La risposta di Ugone – già fortemente irritato per il fatto che i precedenti accordi non erano stati rispettati dai francesi - fu oltremodo piccata e sdegnata accusando il duca di essere un falso e uno spergiuro e bollando la proposta di matrimonio come ridicola. Il piccolo Ludovico infatti aveva all’incirca un anno mentre sua figlia Benedetta era già in età maritale “nam ejus filia est jam ad annos nubiles deducta, et filius dicti domini ducis est anniculus”. Aggiunse inoltre “quod habet guerram de facto, et non in verbis, cum Cathalanis, publicis inimicis suis, et jam per spatium quatuordecim annorum et ultra dictam guerram sine adjutorio alicujus persone de mundo fecit” con espresso riferimento quindi al fatto che ormai da quattordici anni stava conducendo una guerra contro i catalani facendo riferimento solo sui propri mezzi e senza altri aiuti esterni e soprattutto che la guerra la faceva con i fatti e non con le parole.

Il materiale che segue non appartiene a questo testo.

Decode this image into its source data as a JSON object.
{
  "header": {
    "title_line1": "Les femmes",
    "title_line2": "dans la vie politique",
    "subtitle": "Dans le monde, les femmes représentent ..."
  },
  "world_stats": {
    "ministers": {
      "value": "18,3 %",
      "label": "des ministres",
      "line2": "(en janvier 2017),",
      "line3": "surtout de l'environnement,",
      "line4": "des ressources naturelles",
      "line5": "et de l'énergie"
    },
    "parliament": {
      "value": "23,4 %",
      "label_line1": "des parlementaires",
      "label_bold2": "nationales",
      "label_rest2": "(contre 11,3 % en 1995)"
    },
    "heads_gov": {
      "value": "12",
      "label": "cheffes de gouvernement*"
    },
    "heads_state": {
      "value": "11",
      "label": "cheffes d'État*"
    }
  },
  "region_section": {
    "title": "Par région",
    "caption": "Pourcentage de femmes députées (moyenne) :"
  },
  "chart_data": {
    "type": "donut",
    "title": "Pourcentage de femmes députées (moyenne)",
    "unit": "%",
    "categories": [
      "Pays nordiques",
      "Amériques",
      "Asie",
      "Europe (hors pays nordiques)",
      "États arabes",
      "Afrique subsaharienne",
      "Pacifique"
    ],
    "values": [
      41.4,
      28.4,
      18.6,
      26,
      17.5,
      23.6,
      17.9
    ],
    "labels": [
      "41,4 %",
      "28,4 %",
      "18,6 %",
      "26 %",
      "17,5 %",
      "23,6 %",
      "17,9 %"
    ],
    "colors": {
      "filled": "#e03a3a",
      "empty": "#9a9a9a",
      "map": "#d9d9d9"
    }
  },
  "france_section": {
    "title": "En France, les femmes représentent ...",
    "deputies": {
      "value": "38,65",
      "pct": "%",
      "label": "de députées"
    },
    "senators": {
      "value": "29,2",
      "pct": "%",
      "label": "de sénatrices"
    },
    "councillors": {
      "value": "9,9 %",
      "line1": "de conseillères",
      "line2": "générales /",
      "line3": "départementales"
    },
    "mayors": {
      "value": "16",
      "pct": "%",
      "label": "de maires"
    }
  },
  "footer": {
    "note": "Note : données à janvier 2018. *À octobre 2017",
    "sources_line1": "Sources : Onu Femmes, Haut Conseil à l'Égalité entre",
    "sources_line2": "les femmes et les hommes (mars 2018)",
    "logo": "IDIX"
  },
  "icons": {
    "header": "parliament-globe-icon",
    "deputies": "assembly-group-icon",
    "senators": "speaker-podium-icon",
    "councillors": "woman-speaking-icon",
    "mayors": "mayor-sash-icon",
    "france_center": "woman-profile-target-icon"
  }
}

In conclusione i malcapitati e increduli ambasciatori inoltre, in spregio alle normali regole di comportamento diplomatico, si videro intimare di lasciare i territori del Giudice entro lo stesso giorno “dixit dictis ambaxiatoribus quod caperent suam galeam, et quod per totam dictam diem recederent de terra dicti domini judicis, innominiose commeatum eisdem dando”.
Ebbe così fine, peraltro senza essere mai materialmente iniziata, un’alleanza che probabilmente avrebbe potuto avere conseguenze molto diverse per la storia sarda.